Radiologists may take less time to interpret images and see changes in their performance over the course of a long reading session, according to new analysis from Warwick, U.K. But it's not clear yet if that dynamic represents an actual clinical concern or merely effects attributable to the study designs.

A research team led by Sian Taylor-Phillips, PhD, from the department of health sciences, and Markus Elze, a PhD student in medical statistics, both at Warwick University, re-evaluated data from six previously published studies that assessed radiologist performance over the course of reading sessions and shared their findings in a paper published online on 9 July in the Journal of Digital Imaging.

They found the time taken per case decreased between 9% and 23% for the four studies that included time information. In addition, they determined the three studies with the longest reading sessions also showed evidence of a decrease in sensitivity or an increase in specificity over the course of reading

While the researchers found that radiologist behavior and performance may change systematically over the course of a reading session, they cautioned that these changes could also be due to reader adaptation to the experiments, which featured enriched case sets.

"Further research is required to ascertain whether this effect is present in radiology clinical practice," they wrote.

The group wanted to determine whether reader behavior and performance changes over the course of a reading session. In particular, they sought to find out if there was a decline in sensitivity -- as described by the vigilance decrement theory (a decline in sensitivity to detecting targets associated with time spent on task), and/or a decrease in time taken per case, alongside a sensitivity decrease or specificity increase that would fit with the prevalence effect theory (i.e. that performance is dependent on the proportion of actual positive cases in a test set).

Significant differences

As the reading sessions progressed, the time taken per case decreased ranging from 9% to 23%, including when reading mammograms, fracture x-rays, and CT exams. The differences were all statistically significant (p < 0.005). Furthermore, the researchers found evidence of a decrease in sensitivity or increase in specificity over the course of reading 100 chest x-rays (p = 0.005), 60 bone fracture x-rays (p = 0.03), and 100 chest CT scans (p < 0.0001).

"In two out of five datasets, this manifested itself as a reduction in sensitivity, and in two out of five datasets as an increase in specificity," they noted. "These differences may be driven by differences in case mix. In the studies with shorter sets of cases (27-50 mammograms), this effect was not seen."

The researchers did note an unexpected increase in sensitivity as the reading session progressed when reading sets of 27 mammograms.

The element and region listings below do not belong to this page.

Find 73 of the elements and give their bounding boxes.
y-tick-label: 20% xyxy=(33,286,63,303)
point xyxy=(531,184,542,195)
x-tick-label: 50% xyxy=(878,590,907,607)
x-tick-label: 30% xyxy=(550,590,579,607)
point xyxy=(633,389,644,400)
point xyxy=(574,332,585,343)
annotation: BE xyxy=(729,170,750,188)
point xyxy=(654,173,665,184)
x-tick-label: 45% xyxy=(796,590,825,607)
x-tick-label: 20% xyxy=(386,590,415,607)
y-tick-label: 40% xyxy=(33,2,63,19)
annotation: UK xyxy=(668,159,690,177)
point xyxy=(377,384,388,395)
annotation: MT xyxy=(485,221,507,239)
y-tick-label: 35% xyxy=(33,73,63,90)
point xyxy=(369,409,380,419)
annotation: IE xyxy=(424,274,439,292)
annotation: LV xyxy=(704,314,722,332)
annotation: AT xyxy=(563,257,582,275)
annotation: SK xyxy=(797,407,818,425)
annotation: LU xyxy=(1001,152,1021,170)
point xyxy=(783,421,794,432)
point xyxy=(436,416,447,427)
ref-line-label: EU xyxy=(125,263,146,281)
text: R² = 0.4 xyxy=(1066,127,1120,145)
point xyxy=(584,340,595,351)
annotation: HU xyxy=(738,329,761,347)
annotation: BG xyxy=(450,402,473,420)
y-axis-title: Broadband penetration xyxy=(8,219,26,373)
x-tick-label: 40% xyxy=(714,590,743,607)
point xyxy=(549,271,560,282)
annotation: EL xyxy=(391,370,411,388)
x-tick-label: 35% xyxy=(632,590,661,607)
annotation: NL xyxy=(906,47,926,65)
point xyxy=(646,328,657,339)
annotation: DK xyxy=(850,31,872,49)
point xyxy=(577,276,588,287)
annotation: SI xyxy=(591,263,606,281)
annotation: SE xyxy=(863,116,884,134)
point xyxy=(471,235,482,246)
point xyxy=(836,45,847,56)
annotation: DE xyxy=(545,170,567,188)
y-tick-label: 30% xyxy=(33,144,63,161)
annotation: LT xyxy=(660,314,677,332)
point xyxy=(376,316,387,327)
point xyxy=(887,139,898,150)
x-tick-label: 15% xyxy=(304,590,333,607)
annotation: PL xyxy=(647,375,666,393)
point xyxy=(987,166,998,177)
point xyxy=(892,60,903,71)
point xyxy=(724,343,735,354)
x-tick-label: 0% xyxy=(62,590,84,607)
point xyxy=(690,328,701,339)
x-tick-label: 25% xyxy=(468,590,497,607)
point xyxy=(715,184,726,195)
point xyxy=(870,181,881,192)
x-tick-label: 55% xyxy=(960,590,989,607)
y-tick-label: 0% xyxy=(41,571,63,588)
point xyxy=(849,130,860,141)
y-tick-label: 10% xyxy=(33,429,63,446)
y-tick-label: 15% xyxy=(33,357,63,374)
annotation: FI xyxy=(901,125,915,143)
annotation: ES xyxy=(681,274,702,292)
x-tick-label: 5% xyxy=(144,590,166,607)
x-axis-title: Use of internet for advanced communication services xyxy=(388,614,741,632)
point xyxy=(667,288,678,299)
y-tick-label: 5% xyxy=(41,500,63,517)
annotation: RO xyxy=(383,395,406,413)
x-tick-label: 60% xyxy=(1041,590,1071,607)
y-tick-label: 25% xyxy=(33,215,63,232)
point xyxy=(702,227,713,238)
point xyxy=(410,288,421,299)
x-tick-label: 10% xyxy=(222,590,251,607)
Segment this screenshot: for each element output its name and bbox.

"The largest effect was seen when examining 100 chest CT scans, which had the largest case set with each case having the greatest number of images (multiple slice), and the time per case was limited in the experimental design, which are the conditions known to increase the vigilance decrement," they added.

Priming effect?

Data showing an increase in sensitivity at the beginning of a reading session, followed by a plateau at a certain level and then a decline as more cases are read -- all while accompanied by specificity increases -- suggest a "perceptual priming" effect. This would indicate that radiologists are "fine-tuned" to discover cancers earlier in the session, according to the researchers.

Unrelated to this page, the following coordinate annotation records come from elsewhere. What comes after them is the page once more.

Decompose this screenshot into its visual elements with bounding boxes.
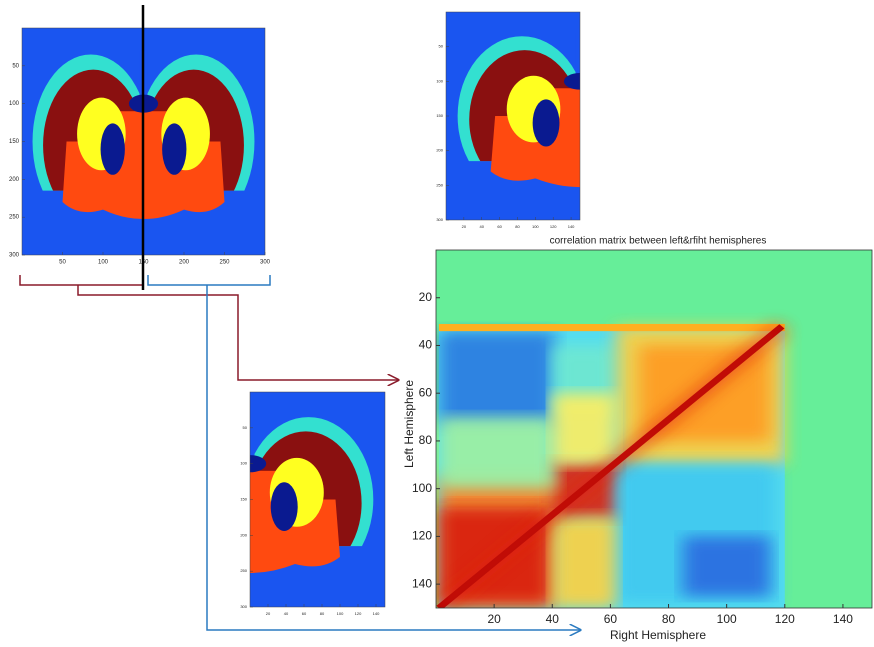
matrix-region [683,536,770,596]
x-tick-label: 60 [302,611,307,616]
y-axis-label: Left Hemisphere [402,380,416,468]
y-tick-label: 150 [436,113,443,118]
y-tick-label: 80 [419,433,433,447]
y-tick-label: 60 [419,385,433,399]
heatmap: correlation matrix between left&rfiht he… [402,236,872,643]
left-brain-panel: 20 40 60 80 100 120 140 50 100 150 200 250 300 [436,12,714,229]
x-tick-label: 120 [550,224,557,229]
x-tick-label: 120 [355,611,362,616]
x-axis-label: Right Hemisphere [610,628,706,642]
x-tick-label: 300 [260,260,271,266]
y-tick-label: 50 [12,63,19,69]
y-tick-label: 50 [243,425,248,430]
y-tick-label: 300 [9,253,20,259]
y-tick-label: 150 [240,497,247,502]
y-tick-label: 100 [240,461,247,466]
y-tick-label: 250 [436,182,443,187]
x-tick-label: 140 [568,224,575,229]
x-tick-label: 200 [179,260,190,266]
x-tick-label: 80 [515,224,520,229]
matrix-top-band [439,324,785,331]
y-tick-label: 100 [9,101,20,107]
matrix-region [552,517,616,608]
x-tick-label: 40 [480,224,485,229]
y-tick-label: 250 [9,215,20,221]
figure: 50 100 150 200 250 300 50 100 150 200 250 300 20 40 6… [0,0,874,647]
x-tick-label: 20 [487,612,501,626]
x-tick-label: 20 [266,611,271,616]
y-tick-label: 250 [240,568,247,573]
y-tick-label: 100 [412,481,432,495]
x-tick-label: 250 [219,260,230,266]
y-tick-label: 200 [240,532,247,537]
x-tick-label: 80 [320,611,325,616]
x-tick-label: 100 [532,224,539,229]
y-tick-label: 140 [412,576,432,590]
matrix-region [439,331,555,426]
y-tick-label: 200 [9,177,20,183]
y-tick-label: 150 [9,139,20,145]
right-brain-panel: 20 40 60 80 100 120 140 50 100 150 200 250 300 [115,392,385,616]
full-brain-panel: 5010015020025030050100150200250300 [9,28,271,266]
heatmap-image [436,250,872,608]
x-tick-label: 80 [662,612,676,626]
matrix-region [439,417,555,489]
y-tick-label: 120 [412,529,432,543]
y-tick-label: 20 [419,290,433,304]
x-tick-label: 140 [373,611,380,616]
x-tick-label: 40 [284,611,289,616]
heatmap-title: correlation matrix between left&rfiht he… [550,236,767,247]
x-tick-label: 120 [775,612,795,626]
x-tick-label: 100 [98,260,109,266]
y-tick-label: 300 [436,217,443,222]
y-tick-label: 200 [436,148,443,153]
y-tick-label: 50 [439,44,444,49]
matrix-region [552,393,616,465]
y-tick-label: 100 [436,78,443,83]
x-tick-label: 100 [717,612,737,626]
x-tick-label: 20 [462,224,467,229]
x-tick-label: 100 [337,611,344,616]
x-tick-label: 140 [833,612,853,626]
y-tick-label: 300 [240,604,247,609]
x-tick-label: 60 [604,612,618,626]
x-tick-label: 60 [497,224,502,229]
x-tick-label: 50 [59,260,66,266]
x-tick-label: 40 [546,612,560,626]
y-tick-label: 40 [419,338,433,352]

However, as the session moves along and "few cancers are actually found, the priming effect is reduced, which would be reflected in a lower sensitivity rate at the end of a long reading session," they wrote. "Conversely, priming would also make them better at deciding that cancer is not present, which would result in an increase in specificity as the session progresses."

The authors believe the theories and observations of both the vigilance decrement and the prevalence effect predict a larger change over time at lower prevalence.

"If the results observed here are due to these effects, then we would expect to see larger effects in radiology clinical practice," they wrote. "However, if the effects observed here are due to reader adaptation to the test set or experimental conditions in some way, then these effects will not translate into clinical practice. Further research is needed to determine if these effects do impact clinical reading as it would impact patient care."

Their findings "merit further investigation in a well-controlled environment with a larger participant cohort and optimal randomization to systematically measure how performance and eye-tracking behavior change over time at different levels of prevalence and with radiologist experience," they concluded. "Perhaps more importantly, radiologists' performance over time in clinical practice should be analyzed to determine whether changes over time predicted by the vigilance decrement and the prevalence effect manifest themselves in practice."